Energy & EnvironmentEnvironment

Ronan Mulhall: New waste resource opportunities

waste-policy The new waste policy means greater regulation of waste collection, according to Ronan Mulhall, who leads on waste policy at the Department of the Environment.

While it is not ideal to be introducing a new policy in the current economic circumstances, Ireland’s new waste policy is about minimising environmental impacts and maximising economic opportunities, Ronan Mulhall, the Principal Officer for waste policy at the Department of the Environment, Community and Local Government told delegates at the Environment Ireland conference. In July, Environment Minister Phil Hogan published ‘A Resource Opportunity’.

Ireland is performing well in meeting waste management targets and public awareness and behaviour regarding waste have “hugely improved,” said Mulhall. “There are areas, though, that remain a challenge such as Landfill Directive targets for diversion away from landfill.” The scale of the challenge and the implications of missing the targets “shouldn’t be underestimated and we don’t certainly take them lightly.” The immediate priority for complying with the Landfill Directive will be to ensure that brown bins are rolled out across the country.

Mulhall highlighted some of the key features of the new policy:

• a reduction from ten to three waste management regions, to be shaped by local government reform;

• establishing a national team of waste enforcement officers for deployment in serious cases; and

• placing responsibility on householders for using an authorised waste collection service.

Waste management regional groups are currently finalising evaluations of existing plans, he told delegates, which will be completed by the end of this year.

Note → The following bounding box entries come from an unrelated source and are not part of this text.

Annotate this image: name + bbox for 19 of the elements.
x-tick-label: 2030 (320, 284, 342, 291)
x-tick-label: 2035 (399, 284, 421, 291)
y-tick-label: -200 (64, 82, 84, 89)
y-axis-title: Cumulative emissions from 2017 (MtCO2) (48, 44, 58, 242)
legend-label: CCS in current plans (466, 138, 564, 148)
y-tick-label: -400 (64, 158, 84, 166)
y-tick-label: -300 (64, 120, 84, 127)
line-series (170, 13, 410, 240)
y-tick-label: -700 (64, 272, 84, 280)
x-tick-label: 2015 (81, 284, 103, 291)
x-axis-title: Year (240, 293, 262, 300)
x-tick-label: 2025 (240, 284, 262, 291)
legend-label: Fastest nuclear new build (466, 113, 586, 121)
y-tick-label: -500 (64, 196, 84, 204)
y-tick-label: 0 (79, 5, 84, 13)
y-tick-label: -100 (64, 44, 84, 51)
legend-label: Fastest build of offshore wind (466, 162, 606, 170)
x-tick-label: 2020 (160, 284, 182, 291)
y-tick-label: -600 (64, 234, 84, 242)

These reviews will shape new plans that will be in place in early 2014.

The notion among some commentators that household waste collection policy had not changed is “far from the truth,” said Mulhall. “While the current market structure is not being changed, the regulation of the market will change significantly.” The permitting system is being revised, enforcement will be robust and flat charging, which does not incentivise better waste management, will end.

Customer charters will be compulsory so that consumers know what level of service to expect. The collection industry will be expected “to up its game in providing information to their customers.”

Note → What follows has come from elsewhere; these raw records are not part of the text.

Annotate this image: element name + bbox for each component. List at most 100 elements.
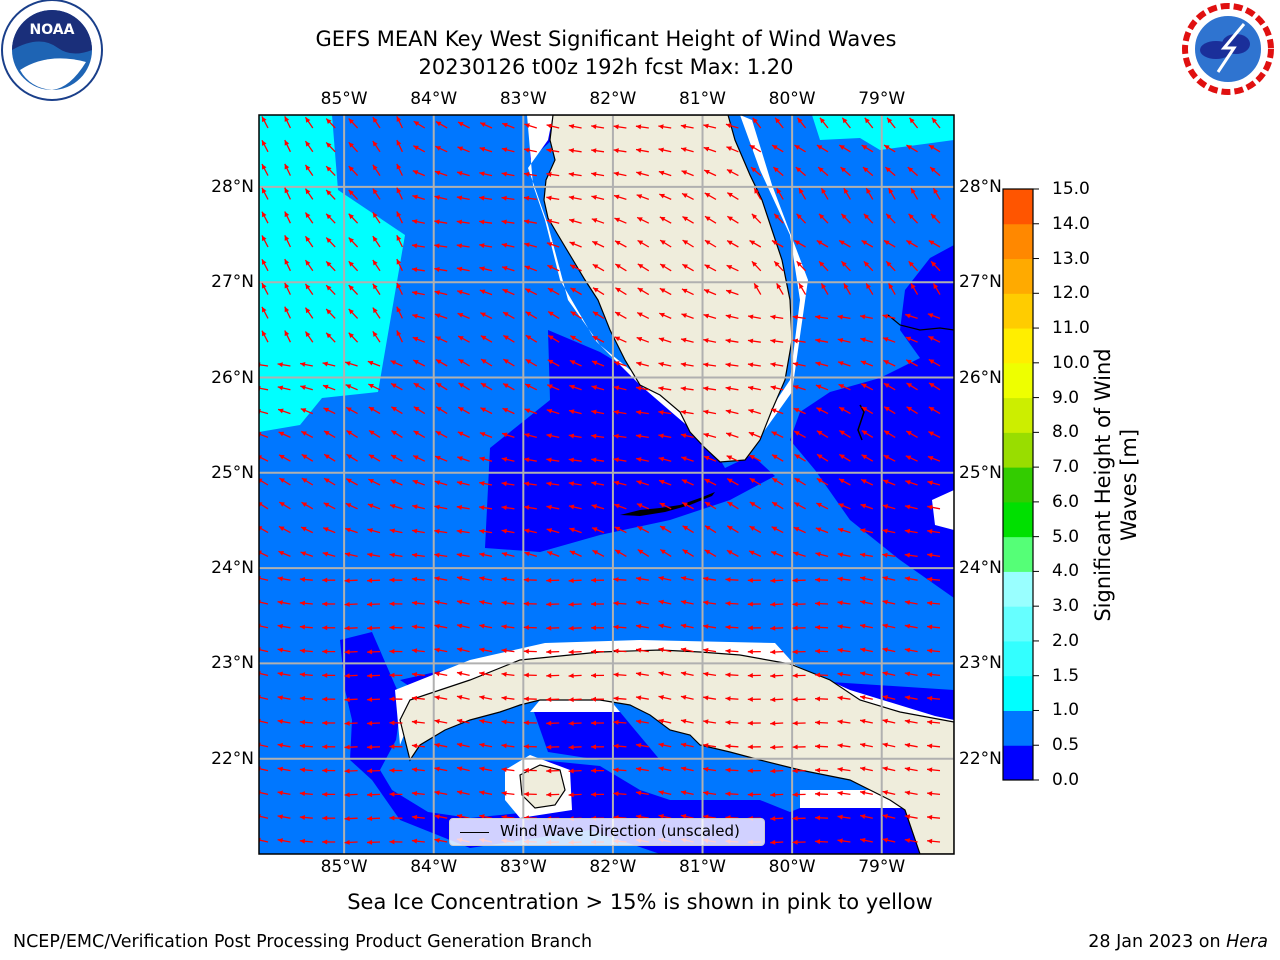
wave-direction-arrow bbox=[325, 141, 336, 153]
colorbar-segment bbox=[1003, 501, 1033, 538]
wave-direction-arrow bbox=[792, 625, 806, 631]
wave-band-high-west bbox=[259, 115, 405, 432]
wave-direction-arrow bbox=[591, 124, 605, 130]
wave-direction-arrow bbox=[590, 744, 605, 750]
wave-direction-arrow bbox=[259, 526, 269, 534]
wave-direction-arrow bbox=[479, 505, 493, 511]
wave-direction-arrow bbox=[725, 672, 739, 678]
wave-direction-arrow bbox=[299, 624, 313, 630]
lat-tick-right: 25°N bbox=[959, 462, 1002, 483]
wave-direction-arrow bbox=[703, 719, 717, 725]
wave-direction-arrow bbox=[681, 313, 694, 320]
wave-direction-arrow bbox=[301, 501, 314, 510]
wave-direction-arrow bbox=[501, 195, 515, 201]
wave-direction-arrow bbox=[770, 601, 784, 607]
wave-direction-arrow bbox=[322, 815, 336, 821]
colorbar-segment bbox=[1003, 223, 1033, 260]
wave-direction-arrow bbox=[344, 552, 358, 558]
wave-direction-arrow bbox=[568, 433, 582, 439]
wave-direction-arrow bbox=[837, 719, 851, 725]
wave-direction-arrow bbox=[815, 384, 829, 391]
wave-direction-arrow bbox=[590, 768, 605, 774]
wave-direction-arrow bbox=[926, 672, 941, 678]
wave-direction-arrow bbox=[345, 527, 358, 534]
wave-direction-arrow bbox=[547, 264, 560, 272]
wave-direction-arrow bbox=[411, 624, 425, 630]
wave-direction-arrow bbox=[413, 120, 426, 129]
wave-direction-arrow bbox=[412, 170, 426, 177]
wave-direction-arrow bbox=[770, 338, 784, 344]
wave-direction-arrow bbox=[904, 814, 918, 820]
wave-direction-arrow bbox=[389, 504, 403, 510]
wave-direction-arrow bbox=[346, 430, 358, 438]
wave-direction-arrow bbox=[747, 720, 761, 726]
wave-direction-arrow bbox=[456, 575, 470, 581]
wave-direction-arrow bbox=[568, 195, 582, 201]
wave-direction-arrow bbox=[776, 283, 784, 295]
wave-direction-arrow bbox=[904, 504, 918, 510]
wave-direction-arrow bbox=[928, 382, 941, 391]
wave-direction-arrow bbox=[659, 502, 672, 510]
wave-direction-arrow bbox=[635, 766, 649, 772]
wave-direction-arrow bbox=[457, 146, 470, 153]
wave-direction-arrow bbox=[615, 287, 627, 296]
wave-direction-arrow bbox=[704, 525, 717, 534]
wave-direction-arrow bbox=[820, 283, 829, 295]
wave-direction-arrow bbox=[904, 695, 918, 701]
wave-direction-arrow bbox=[837, 361, 851, 367]
wave-direction-arrow bbox=[546, 768, 560, 774]
wave-direction-arrow bbox=[325, 237, 336, 248]
wave-direction-arrow bbox=[435, 382, 448, 391]
wave-direction-arrow bbox=[794, 477, 806, 486]
wave-direction-arrow bbox=[591, 171, 605, 177]
lat-tick-left: 26°N bbox=[211, 367, 254, 388]
wave-direction-arrow bbox=[396, 306, 403, 319]
wave-direction-arrow bbox=[838, 503, 851, 510]
wave-direction-arrow bbox=[479, 456, 493, 462]
wave-direction-arrow bbox=[859, 552, 873, 558]
wave-direction-arrow bbox=[523, 505, 537, 511]
wave-direction-arrow bbox=[457, 335, 470, 343]
wave-direction-arrow bbox=[793, 501, 806, 510]
wave-direction-arrow bbox=[613, 577, 627, 583]
wave-direction-arrow bbox=[456, 480, 470, 486]
wave-direction-arrow bbox=[502, 358, 515, 367]
wave-direction-arrow bbox=[304, 331, 314, 343]
wave-direction-arrow bbox=[749, 144, 762, 153]
wave-direction-arrow bbox=[569, 527, 582, 534]
colorbar-segment bbox=[1003, 189, 1033, 225]
wave-direction-arrow bbox=[568, 601, 582, 607]
wave-direction-arrow bbox=[817, 166, 829, 177]
wave-direction-arrow bbox=[926, 767, 941, 773]
wave-direction-arrow bbox=[261, 211, 269, 224]
wave-direction-arrow bbox=[501, 219, 515, 225]
wave-direction-arrow bbox=[568, 578, 582, 584]
wave-direction-arrow bbox=[348, 284, 359, 296]
wave-direction-arrow bbox=[864, 117, 874, 129]
wave-direction-arrow bbox=[344, 673, 358, 679]
wave-direction-arrow bbox=[770, 839, 784, 845]
colorbar-segment bbox=[1003, 467, 1033, 503]
colorbar-segment bbox=[1003, 536, 1033, 572]
wave-direction-arrow bbox=[412, 359, 426, 367]
wave-direction-arrow bbox=[366, 578, 381, 584]
lon-tick-bottom: 84°W bbox=[410, 857, 458, 877]
wave-direction-arrow bbox=[479, 219, 493, 225]
wave-direction-arrow bbox=[325, 284, 336, 296]
wave-direction-arrow bbox=[637, 263, 650, 272]
wave-direction-arrow bbox=[502, 334, 515, 343]
wave-direction-arrow bbox=[792, 839, 806, 845]
wave-direction-arrow bbox=[304, 116, 314, 129]
wave-direction-arrow bbox=[547, 334, 560, 343]
wave-direction-arrow bbox=[456, 813, 470, 819]
wave-direction-arrow bbox=[882, 813, 896, 819]
wave-direction-arrow bbox=[814, 815, 829, 821]
wave-direction-arrow bbox=[479, 432, 493, 439]
wave-direction-arrow bbox=[682, 525, 694, 534]
wave-direction-arrow bbox=[284, 330, 291, 343]
wave-direction-arrow bbox=[434, 552, 448, 558]
wave-direction-arrow bbox=[658, 695, 672, 700]
wave-direction-arrow bbox=[792, 673, 806, 679]
wave-direction-arrow bbox=[725, 123, 739, 129]
wave-direction-arrow bbox=[815, 314, 829, 320]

Waste and environmental crimes involving “serious criminal elements” have been a major concern in recent times, Mulhall told the conference. State agencies, including the gardaí, “will be building on existing, very good relationships to tackle this.” The range and nature of penalties for environmental crimes will be reviewed, to be completed next year. The emphasis will shift away from the tax-payer paying for the consequences of others’ actions.

“Ireland will reflect, in its policies and plans, the prominence that the new Directive gives to prevention,” Mulhall said regarding the waste hierarchy, and the department will build on the work of the National Waste Prevention Programme.

Re-use of waste hasn’t received as much focus as it should have in the past, he claimed, but is an “area for businesses, communities and householders to benefit.”

While there has been “considerable progress over the last decade” in recycling, “we need to focus on opportunities for the development of domestic recycling industries,” Mulhall stated. The management of collected materials “needs attention so that we get good quality.” Irish recyclates materials will have to compete in very competitive markets “and the higher quality, obviously the better growth we’ll get in those markets.”

In the area of waste recovery, the department will promote a move away from disposal towards recovery and higher elements in the hierarchy. This shift “is going to be underwritten by ensuring that the landfill levy contains its dissuasive effect.” Other options such as landfill bans “will be considered in light of how we’re performing against diversion targets” and alternatives that are being developed.

Mulhall concluded by stating his hope that in ten years’ time, waste prevention would be “second nature in Irish businesses and in Irish households” and that a range of technologies would be in place to derive maximum value from waste in terms of resources, value and jobs.